Even schools have studied how dangerous driving while high is.

The first study to analyze the effects of cannabis on driving was conducted by Researchers at the University of Iowa’s National Advanced Driving Simulator, sponsored by National Highway Traffic Safety Administration, National Institute of Drug Abuse, and the Office of National Drug Control Policy.
The researchers found that cannabis use caused almost no impairment. The impairment that it did cause was similar to the change observed while under the influence of a legal alcohol limit. They basically couldn’t get cannabis to impair driving as much as one beer.
They tested impairment mainly with a simulator. “Once in the simulator—a 1996 Malibu sedan mounted in a 24-feet diameter dome—the drivers were assessed on weaving within the lane, how often the car left the lane, and the speed of the weaving.

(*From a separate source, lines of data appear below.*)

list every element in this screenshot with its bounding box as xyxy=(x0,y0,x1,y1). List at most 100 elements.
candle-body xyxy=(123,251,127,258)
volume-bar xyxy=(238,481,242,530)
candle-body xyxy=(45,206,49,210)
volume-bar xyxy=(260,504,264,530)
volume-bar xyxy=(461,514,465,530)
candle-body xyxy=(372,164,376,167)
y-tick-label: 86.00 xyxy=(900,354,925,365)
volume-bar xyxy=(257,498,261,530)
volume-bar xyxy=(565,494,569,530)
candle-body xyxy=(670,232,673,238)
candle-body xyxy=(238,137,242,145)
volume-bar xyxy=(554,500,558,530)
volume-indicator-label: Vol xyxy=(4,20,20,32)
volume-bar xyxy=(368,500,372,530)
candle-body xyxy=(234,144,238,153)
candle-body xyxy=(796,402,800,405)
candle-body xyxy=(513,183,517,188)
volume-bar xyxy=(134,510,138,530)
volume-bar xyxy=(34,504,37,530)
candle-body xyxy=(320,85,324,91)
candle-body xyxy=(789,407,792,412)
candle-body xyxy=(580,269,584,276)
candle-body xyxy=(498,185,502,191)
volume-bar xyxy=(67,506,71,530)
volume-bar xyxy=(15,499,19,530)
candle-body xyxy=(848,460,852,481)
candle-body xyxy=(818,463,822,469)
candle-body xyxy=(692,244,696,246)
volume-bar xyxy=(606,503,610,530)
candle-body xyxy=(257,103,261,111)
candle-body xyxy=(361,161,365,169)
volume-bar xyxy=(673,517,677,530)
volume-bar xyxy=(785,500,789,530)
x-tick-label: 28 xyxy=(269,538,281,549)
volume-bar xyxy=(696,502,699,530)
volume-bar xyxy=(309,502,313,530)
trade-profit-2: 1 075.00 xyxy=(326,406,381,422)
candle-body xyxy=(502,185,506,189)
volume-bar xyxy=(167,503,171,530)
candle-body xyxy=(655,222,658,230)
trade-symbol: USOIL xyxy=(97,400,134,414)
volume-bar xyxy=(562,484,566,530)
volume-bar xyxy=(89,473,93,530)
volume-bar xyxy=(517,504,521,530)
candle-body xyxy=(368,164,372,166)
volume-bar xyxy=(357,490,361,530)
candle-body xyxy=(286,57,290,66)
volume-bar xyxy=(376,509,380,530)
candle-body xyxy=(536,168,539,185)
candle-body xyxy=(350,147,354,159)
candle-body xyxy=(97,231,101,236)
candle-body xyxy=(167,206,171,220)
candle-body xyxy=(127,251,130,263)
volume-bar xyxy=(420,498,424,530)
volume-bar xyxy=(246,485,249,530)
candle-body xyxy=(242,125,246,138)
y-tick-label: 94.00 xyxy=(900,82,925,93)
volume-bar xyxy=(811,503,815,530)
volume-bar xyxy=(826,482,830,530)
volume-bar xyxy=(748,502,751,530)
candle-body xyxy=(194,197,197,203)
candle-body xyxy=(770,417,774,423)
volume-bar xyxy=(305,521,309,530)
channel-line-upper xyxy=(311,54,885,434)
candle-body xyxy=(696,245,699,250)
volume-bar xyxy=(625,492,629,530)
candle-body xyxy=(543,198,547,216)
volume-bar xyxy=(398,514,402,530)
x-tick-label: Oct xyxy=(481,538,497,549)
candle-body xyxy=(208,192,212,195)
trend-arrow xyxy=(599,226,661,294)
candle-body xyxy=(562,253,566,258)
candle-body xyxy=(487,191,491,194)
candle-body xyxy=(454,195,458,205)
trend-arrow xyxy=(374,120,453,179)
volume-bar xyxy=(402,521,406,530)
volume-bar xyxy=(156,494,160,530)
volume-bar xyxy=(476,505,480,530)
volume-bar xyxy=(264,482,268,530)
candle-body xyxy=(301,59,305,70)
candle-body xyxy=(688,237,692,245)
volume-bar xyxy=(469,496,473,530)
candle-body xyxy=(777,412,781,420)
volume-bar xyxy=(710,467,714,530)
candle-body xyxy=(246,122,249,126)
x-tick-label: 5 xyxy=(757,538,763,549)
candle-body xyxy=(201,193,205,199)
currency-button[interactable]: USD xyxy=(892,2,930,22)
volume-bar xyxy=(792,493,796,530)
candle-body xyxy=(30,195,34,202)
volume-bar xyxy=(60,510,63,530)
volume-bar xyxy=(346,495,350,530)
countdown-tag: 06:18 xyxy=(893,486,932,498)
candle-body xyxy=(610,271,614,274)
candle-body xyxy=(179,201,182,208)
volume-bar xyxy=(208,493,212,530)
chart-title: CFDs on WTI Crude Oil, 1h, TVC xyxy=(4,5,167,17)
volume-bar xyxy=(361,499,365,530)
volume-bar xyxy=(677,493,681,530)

Drivers with only alcohol in their systems showed impairment in all three areas while those strictly under the influence of vaporized cannabis only demonstrated problems weaving within the lane.”

More research is needed to find the right limits.

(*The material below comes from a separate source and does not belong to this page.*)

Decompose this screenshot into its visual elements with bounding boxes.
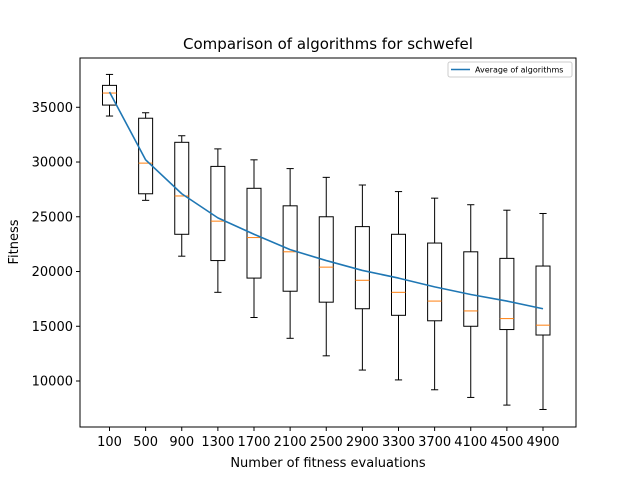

All these study’s findings show that alcohol is a much more dangerous drug than cannabis yet regulated in a more relaxed manner. While driving while under the influence of cannabis can still get you locked up, it is unclear how dangerous it is. More research is needed to show exactly how much cannabis should be legally allowable but for the time being, driving after consuming any cannabis remains illegal.
Until the whole world switches over to autonomous vehicles and we don’t have to worry about driver error any more, people are still going to get into accidents (sober or not). It is best not to contribute to the problem and simply don’t drive while high. You never know when you might need to instinctually react to something in your lane. Thanks for reading.